I would love to think that's true, but she doesn't initiate the quickies. When I ask for sex at a time when we would only have tie for a quickie, she still says "Ugh, now?" or "No" or uses a number of familiar excuses. 

I will ask her if she prefers quickies, but I suspect she'll respond the same way I would if you asked if I preferred to clean the toilet for a long time and really get into it, or do it quickly and get it over with.


----------



## lessthennone (Jun 19, 2014)

Holdingontoit said:


> I agree with STCW. Never turn down the quickies. At night in bed, tell her how hot is was to take her quickly in the hall and what a great wife she is and what a lucky guy you are to be married to her and how just thinking about her gets you hard. Then roll over and start round 2. You will last longer and get the "good" sex you want.


OK. That's always my thinking. In fact, I've said I'll give it to you now, but I want it later. It doesn't work.

She will not have sex twice in a day. It doesn't make sense to her. It already happened once, why do we have to do it again?


----------



## Sure that could work (Jun 9, 2015)

from your OP: _A few months ago, my wife gave me signals that I was going to get some. Before we put the kids to bed, she wanted to sneak around the corner. I said why don't we wait until we put the kids in bed and then have "good" sex. (Note to self, never say no to sex for any reason.) She didn't quite understand what I meant by "good" sex. She asked me if it wasn't always good. 
_

Do you see this quote from your OP? Right there in your post you said she gave you signals, she wanted to sneak around the corner, you nixed it and explained to her that "you" wanted to wait for the "good" sex........If she is shy sexually this right here will make sure that she will not want any sex with you since only you get to determine when and where the sex is good.......How would you feel if your wife said she didn't want to have a sexual encounter with you because she wanted to wait for the "good" sex?


----------



## brooklynAnn (Jun 29, 2015)

Holdingontoit said:


> I agree with STCW. Never turn down the quickies. At night in bed, tell her how hot is was to take her quickly in the hall and what a great wife she is and what a lucky guy you are to be married to her and how just thinking about her gets you hard. Then roll over and start round 2. You will last longer and get the "good" sex you want.


Sometimes, those quickies are what holds you together as W and H. When, life gets in the way, it's a quickie to the rescue. Take your wife any which way she offers herself. Once, in bed you can try for your good sex. If you refuse, she is going to develop a complex and stop offering. 

For women sometimes it so hard to shut our brains down. We have the tendency to think of all the things going on in our lives and it's a tape that keeps on playing. You can be on top of us, having a great time and the tape is playing grocery list or tomorrows to do list. So, we need something to switch gear and put the focus on sex.

If your wife is using porn to get in the mood, use it. Once, she is not hiding and watching hours of porn, its not a problem.

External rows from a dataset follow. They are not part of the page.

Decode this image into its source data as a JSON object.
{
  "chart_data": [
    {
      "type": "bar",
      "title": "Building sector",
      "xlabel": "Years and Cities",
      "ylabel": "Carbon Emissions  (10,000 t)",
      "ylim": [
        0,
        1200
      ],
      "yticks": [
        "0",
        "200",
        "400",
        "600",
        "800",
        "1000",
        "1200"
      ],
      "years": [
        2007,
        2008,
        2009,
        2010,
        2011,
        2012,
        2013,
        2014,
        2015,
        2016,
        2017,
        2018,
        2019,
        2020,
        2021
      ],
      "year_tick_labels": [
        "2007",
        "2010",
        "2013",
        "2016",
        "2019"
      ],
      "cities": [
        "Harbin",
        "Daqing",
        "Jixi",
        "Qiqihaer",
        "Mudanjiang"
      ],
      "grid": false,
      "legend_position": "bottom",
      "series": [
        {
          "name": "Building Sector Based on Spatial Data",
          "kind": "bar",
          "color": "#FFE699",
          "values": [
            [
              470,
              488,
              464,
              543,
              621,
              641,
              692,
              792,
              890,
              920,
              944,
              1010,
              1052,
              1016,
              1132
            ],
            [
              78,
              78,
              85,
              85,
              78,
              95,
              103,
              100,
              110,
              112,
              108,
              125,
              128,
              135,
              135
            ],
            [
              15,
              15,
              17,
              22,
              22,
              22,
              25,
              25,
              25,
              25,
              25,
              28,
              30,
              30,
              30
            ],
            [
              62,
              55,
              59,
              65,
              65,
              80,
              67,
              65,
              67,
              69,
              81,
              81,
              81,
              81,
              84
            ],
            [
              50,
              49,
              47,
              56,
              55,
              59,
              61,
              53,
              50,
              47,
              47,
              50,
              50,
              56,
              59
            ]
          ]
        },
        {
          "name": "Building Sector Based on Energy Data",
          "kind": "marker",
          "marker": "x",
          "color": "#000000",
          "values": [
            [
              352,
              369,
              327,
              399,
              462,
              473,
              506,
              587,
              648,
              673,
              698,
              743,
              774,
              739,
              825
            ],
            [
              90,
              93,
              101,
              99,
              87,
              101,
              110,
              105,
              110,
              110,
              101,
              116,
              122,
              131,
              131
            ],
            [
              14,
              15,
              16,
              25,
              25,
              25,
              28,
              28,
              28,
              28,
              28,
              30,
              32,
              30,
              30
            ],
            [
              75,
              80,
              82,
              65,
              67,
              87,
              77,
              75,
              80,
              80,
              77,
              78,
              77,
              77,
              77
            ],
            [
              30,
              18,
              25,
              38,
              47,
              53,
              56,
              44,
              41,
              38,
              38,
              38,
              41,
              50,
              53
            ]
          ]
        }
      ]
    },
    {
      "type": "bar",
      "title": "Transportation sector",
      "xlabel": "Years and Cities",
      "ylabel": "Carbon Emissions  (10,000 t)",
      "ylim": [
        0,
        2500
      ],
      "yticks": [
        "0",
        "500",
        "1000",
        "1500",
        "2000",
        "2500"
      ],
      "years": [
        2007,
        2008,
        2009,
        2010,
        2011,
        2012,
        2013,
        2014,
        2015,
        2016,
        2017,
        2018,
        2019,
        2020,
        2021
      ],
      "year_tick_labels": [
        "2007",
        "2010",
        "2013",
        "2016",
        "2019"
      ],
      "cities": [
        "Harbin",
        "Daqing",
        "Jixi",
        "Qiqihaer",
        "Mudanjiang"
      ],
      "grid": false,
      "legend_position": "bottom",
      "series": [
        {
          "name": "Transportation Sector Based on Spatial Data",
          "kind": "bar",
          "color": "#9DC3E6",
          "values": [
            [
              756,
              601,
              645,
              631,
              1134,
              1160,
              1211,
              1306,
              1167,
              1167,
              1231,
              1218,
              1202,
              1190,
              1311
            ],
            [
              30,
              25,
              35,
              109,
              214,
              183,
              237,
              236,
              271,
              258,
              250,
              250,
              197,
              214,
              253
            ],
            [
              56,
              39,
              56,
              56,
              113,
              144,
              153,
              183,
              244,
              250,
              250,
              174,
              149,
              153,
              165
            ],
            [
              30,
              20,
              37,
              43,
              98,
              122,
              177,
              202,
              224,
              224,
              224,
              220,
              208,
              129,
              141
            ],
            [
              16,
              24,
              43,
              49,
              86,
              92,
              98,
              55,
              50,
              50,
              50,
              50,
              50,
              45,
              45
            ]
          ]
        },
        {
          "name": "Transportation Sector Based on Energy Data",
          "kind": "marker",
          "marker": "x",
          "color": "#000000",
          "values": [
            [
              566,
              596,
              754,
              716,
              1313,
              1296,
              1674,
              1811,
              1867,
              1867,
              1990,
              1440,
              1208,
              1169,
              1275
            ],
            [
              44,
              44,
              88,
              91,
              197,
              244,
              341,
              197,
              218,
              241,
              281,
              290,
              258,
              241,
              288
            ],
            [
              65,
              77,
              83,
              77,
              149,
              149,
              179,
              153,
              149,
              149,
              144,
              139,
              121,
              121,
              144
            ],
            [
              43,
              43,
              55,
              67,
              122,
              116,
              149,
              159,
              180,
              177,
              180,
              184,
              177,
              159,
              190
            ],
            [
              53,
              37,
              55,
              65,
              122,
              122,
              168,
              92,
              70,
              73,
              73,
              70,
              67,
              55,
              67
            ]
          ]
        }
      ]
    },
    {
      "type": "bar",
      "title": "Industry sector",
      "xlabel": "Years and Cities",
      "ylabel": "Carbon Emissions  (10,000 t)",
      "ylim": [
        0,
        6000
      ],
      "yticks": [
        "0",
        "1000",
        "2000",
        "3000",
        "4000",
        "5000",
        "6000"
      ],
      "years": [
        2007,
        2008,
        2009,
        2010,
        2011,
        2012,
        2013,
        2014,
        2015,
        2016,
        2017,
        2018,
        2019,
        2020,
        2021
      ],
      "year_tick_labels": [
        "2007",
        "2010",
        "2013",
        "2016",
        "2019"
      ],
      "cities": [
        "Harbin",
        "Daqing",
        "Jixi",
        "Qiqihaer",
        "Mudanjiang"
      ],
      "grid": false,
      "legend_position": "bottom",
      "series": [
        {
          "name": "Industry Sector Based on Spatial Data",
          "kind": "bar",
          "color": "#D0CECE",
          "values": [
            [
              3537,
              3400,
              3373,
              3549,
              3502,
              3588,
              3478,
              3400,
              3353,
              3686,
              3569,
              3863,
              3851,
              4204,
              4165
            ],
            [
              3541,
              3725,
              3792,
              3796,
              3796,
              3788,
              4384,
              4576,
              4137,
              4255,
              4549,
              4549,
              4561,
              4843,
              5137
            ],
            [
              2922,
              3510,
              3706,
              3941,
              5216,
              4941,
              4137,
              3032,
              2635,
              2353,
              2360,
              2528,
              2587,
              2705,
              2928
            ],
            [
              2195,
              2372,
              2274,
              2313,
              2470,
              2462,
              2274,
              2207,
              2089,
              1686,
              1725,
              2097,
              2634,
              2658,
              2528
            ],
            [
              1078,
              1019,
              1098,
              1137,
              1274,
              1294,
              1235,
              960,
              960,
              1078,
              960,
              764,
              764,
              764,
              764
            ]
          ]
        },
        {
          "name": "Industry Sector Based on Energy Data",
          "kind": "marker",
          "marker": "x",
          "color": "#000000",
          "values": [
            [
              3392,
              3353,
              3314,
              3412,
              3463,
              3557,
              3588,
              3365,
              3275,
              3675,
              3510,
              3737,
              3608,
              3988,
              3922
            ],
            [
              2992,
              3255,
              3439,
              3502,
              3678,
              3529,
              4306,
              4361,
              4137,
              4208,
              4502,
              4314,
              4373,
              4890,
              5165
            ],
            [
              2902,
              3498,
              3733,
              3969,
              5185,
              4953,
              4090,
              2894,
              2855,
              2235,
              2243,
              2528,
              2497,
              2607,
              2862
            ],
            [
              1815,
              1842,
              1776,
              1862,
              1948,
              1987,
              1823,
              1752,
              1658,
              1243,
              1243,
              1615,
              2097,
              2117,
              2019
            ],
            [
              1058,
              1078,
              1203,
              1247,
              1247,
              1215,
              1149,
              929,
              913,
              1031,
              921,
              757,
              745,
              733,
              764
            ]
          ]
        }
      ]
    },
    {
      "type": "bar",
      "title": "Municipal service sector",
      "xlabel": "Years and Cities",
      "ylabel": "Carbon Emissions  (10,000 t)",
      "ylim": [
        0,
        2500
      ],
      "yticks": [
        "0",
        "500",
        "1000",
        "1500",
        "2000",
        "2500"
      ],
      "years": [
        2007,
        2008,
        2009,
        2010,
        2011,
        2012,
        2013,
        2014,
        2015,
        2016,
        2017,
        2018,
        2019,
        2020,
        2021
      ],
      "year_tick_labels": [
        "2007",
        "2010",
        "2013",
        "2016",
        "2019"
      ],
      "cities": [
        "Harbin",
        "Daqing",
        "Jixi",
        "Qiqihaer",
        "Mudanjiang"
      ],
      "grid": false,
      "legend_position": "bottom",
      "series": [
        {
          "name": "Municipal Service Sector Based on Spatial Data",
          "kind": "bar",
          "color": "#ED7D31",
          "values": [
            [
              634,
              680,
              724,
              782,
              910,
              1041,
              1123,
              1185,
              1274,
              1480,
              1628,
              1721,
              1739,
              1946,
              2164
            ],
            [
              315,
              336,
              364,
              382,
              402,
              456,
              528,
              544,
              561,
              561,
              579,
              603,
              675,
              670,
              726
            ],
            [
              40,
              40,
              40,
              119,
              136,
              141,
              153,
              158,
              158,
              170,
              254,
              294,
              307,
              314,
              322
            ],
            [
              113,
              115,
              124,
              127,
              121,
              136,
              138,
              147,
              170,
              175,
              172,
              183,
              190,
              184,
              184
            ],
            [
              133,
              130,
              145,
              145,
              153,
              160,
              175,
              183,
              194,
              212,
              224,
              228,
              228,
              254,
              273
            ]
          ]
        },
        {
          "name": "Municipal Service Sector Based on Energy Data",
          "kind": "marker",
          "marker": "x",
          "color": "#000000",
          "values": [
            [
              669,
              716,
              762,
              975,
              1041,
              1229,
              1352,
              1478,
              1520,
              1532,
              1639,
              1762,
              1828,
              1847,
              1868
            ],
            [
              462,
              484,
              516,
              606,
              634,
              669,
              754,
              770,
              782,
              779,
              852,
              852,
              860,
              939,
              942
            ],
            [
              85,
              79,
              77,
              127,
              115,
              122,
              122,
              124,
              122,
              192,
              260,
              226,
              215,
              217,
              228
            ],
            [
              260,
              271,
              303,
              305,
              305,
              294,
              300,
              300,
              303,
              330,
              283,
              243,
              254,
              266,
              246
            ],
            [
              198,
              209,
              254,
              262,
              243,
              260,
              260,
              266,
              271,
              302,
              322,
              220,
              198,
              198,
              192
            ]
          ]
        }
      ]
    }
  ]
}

She is just using it to shut down the tape in her head. Watching porn start things off, but 10 minutes into it and you completely forget its there. Because its between you two. when the kids are older, things will change. But for now, if that's what it takes fine.


----------



## lessthennone (Jun 19, 2014)

Sure said:


> from your OP: _A few months ago, my wife gave me signals that I was going to get some. Before we put the kids to bed, she wanted to sneak around the corner. I said why don't we wait until we put the kids in bed and then have "good" sex. (Note to self, never say no to sex for any reason.) She didn't quite understand what I meant by "good" sex. She asked me if it wasn't always good.
> _
> 
> Do you see this quote from your OP? Right there in your post you said she gave you signals, she wanted to sneak around the corner, you nixed it and explained to her that "you" wanted to wait for the "good" sex........


First of all, I have regretted saying that since the day I said it. It's the only time in my life I in any way turned down my wife for sex. And I wasn't really turning her down as much as saying let's wait 30m and make it memorable. "Memorable", why didn't I use that word? Ugh. I will never make that mistake again. 

She didn't give me signals at that time, she told me we should sneak around the corner. She offered it in a box with a bow. I do think I was laying the groundwork for sex earlier. In my mind, she was trying to get it over with. But, I blew it. 

In regards to the signals, I always think she's giving me signals. Before I go to work, I tell her to get ready for tonight or something like that. I spend my day thinking about it. Building it up, and when I get home, I usually think she's giving me signals and getting ready for something right up until she tells me she's going to bed.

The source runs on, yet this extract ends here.